Business & Economy

2021 Bitcoin Conference reflects interest in virtual money

Miami, United States, Jun 4 (EFE).- The 2021 Bitcoin Conference, which looks to be the largest virtual currency event in history, started Friday in Miami, United States, with full attendance and optimistic messages about how financial freedom and non-brokerage can “change everything.”

A long line of thousands of people outside the Mana Convention Center, in the Wynwood neighborhood, the venue for the event, as well as corridors packed with visitors were a sign of the interest this meeting aroused.

The event was inaugurated by Miami Mayor Francis Suarez, who in the conference room spoke of his crusade to turn the city into “a technological leader in the world.”

Suarez welcomed the transfer from New York to Miami of the US headquarters of cryptocurrency firm blockchain.com, which he himself announced Thursday with company President Peter Smith, which is due to create 300 new jobs in the next two years.

“This is not a moment, it is a movement,” he said.

Miami has seen the landing of several important technology companies in recent months, which the mayor has welcomed hoping to turn Miami into an industry hub.

This week the iconic American Airlines Arena for sports competitions, concerts and other mass events, located in the city center, changed its sign to another with its new name, FTX Arena, under the agreement signed by the city with the cryptocurrency company.

“The background of cryptocurrencies is to try to give power back to the people and take power away from the institutions and we are trying to reaffirm that,” Alex Gambon, director of the cryptocurrency firm Elongate, told EFE.

In its first eight weeks, this company has raised more than $ 3 million for charitable purposes, through alliances such as the one they made with the Big Green organization, owned by Kimbal Musk, brother of Tesla and Space X founder Elon Musk, to create gardens in slums.

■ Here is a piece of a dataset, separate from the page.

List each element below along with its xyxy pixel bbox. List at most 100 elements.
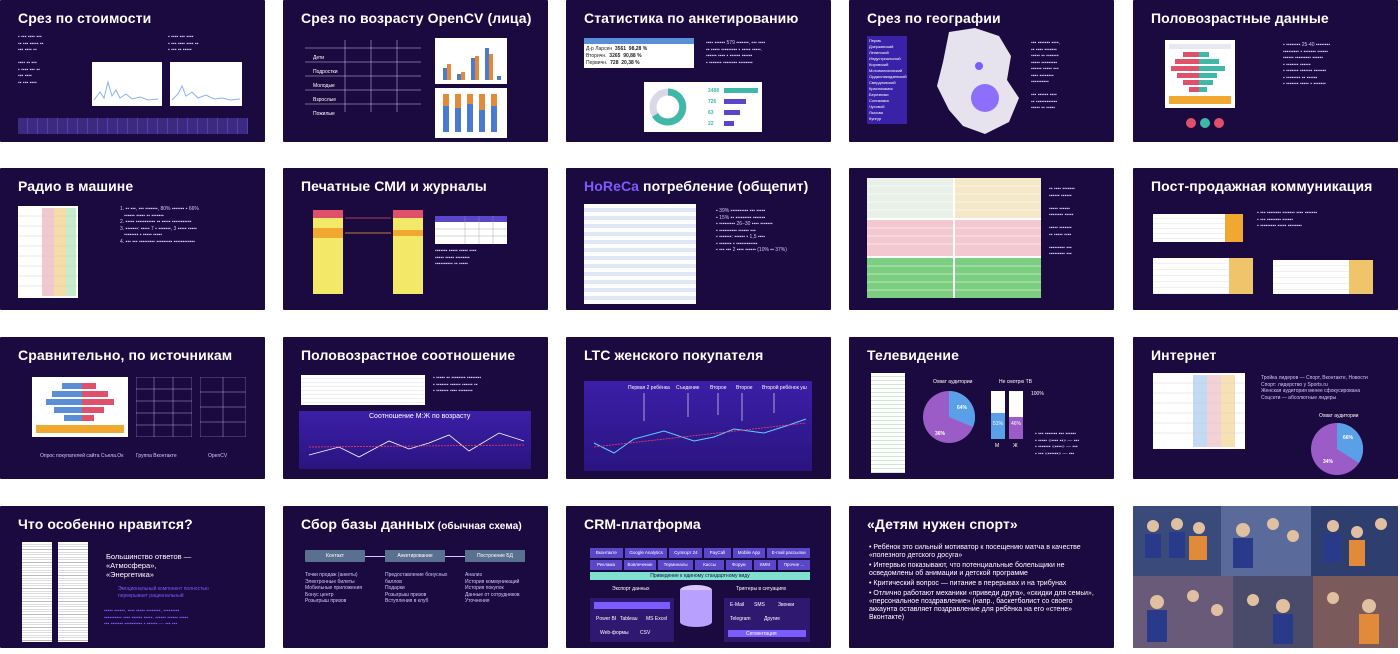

“We have seen it is a great decentralizing force and it brings power back to ordinary people,” Gambon said with conviction.

Like him, the age of the vast majority of those attending the event, which in its two days is expected to attract up to 50,000 people, is between 30 and 40 years old.

The thousands of participants in search of technological opportunities, investments and new digital financial uses are mostly young professionals who have embraced the philosophy of cryptocurrencies and move on the opposite side of traditional banking.

The fair held within the convention center is a diverse sample of companies that accept cryptocurrencies as a payment method, including jewelry stores, watch brands, real estate developers, video games and even the famous Playboy magazine.

“What I really see is that no matter how much doubt there is around cryptocurrency, it is a movement, it is happening and nothing will be able to change it, over time people will start to trust it,” Moshe Mana, president of Mana Common, one of the promoters of the event, told EFE.

Mana, who has a fortune of more than 1 billion dollars in properties in Miami, said that for Latin America, cryptocurrencies can be an alternative to the “high interests” of some financial institutions that pose a barrier for, for example, small farmers.

Despite the complexity of the world of cryptocurrencies (there are more than 4,000), this trend that mixes economics, mathematics, internet and “blockchain” technology moves billions of dollars in transactions, with bitcoin as the market’s most famous and valuable.

Former Congressman Ron Paul and cryptographer, jurist and computer scientist Nick Szabo were among the speakers at the event on its first day.

According to Szabo, who spoke about the history of money and already proposed something similar to cryptocurrencies in the ‘90s, virtual money solves a number of fundamental historical shortcomings of both precious metals and fiat money. He gave examples such as expensive delivery and insecure custody, expensive and / or trust-based validation and digital centralization.

It also featured an intervention by Twitter CEO and US digital payments firm Square co-founder Jack Dorsey, who said cryptocurrencies have properties that can help achieve financial sovereignty and serve the unbanked population that abounds in developing countries.

“For me, bitcoin changes everything,” said Dorsey, who promised he will do everything possible from his position so that these virtual currencies are as soon as possible accessible to everyone and for everything.